I'm trying to create a constant of type Enum but I get a error.. My enum is:

public enum ActivityStatus
{
    Open = 1,
    Close = 2
}

and I have a model that uses it:

public class CreateActivity
{
    public int Id;
    public const ActivityStatus ActivityStatus = ActivityStatus.Open;
}

the following error occurs:

Error 1 The evaluation of the constant value for 'Help_Desk.Models.CreateActivity.ActivityStatus' involves a circular definition...

But if I change the name of ActivityStatus property it works!

public class CreateActivity
{
    public int Id;
    public const ActivityStatus AnyOtherName = ActivityStatus.Open;
}

Why it happens?

like image 342
MuriloKunze Avatar asked Oct 04 '12 14:10

MuriloKunze


1 Answers

Because the c# compiler intepretes the third ActivityStatus in:

public const ActivityStatus ActivityStatus = ActivityStatus.Open; 

as the name of the constant being defined instead than the name of the enumeration - hence the circular reference: you are definining a constant in terms of the constant itself.

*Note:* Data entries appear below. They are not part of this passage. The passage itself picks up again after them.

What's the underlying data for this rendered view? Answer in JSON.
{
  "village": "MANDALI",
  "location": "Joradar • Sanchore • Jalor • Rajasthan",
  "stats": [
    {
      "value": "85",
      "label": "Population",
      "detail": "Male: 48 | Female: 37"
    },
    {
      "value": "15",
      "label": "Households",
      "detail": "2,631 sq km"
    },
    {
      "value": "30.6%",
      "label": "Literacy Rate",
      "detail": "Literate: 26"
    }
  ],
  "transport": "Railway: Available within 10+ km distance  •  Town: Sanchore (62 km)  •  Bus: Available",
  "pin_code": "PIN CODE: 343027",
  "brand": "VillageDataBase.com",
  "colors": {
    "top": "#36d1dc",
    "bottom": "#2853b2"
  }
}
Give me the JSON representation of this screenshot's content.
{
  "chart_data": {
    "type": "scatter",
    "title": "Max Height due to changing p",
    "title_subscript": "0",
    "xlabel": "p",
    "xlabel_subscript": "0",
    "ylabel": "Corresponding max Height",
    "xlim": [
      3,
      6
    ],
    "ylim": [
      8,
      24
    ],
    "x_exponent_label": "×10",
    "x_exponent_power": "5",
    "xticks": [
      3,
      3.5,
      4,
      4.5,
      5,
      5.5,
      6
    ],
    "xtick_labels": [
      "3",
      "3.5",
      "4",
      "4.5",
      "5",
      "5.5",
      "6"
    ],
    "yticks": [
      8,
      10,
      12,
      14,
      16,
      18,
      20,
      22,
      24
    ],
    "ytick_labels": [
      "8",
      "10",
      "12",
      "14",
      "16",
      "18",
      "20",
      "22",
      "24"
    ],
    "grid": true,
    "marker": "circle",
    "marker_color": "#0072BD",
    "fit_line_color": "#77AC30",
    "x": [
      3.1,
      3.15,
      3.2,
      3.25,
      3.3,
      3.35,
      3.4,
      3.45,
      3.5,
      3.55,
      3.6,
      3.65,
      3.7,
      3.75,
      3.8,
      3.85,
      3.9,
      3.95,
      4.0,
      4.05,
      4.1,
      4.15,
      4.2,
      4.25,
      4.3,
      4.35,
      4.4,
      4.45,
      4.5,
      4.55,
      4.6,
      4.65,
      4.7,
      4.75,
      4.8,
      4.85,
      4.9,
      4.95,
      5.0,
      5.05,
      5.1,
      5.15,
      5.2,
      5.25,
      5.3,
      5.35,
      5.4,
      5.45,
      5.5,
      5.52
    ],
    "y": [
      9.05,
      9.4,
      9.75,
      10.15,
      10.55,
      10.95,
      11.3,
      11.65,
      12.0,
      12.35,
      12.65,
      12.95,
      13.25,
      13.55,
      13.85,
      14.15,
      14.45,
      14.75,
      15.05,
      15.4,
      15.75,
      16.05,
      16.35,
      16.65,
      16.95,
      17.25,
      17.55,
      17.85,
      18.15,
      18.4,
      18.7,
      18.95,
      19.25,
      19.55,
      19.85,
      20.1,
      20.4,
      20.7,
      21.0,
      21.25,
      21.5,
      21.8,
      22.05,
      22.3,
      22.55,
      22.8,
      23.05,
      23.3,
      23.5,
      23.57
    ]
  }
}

In C# you can use the same name for members and types, and usually resolve ambiguities specifying the fully qualified names (i.e. adding the namespace), but in my experience it is not a good idea, it makes code confusing: the compiler can figure out which is which, but the poor human reading the code has an hard time figuring out if a certain name refers to a class or type or member.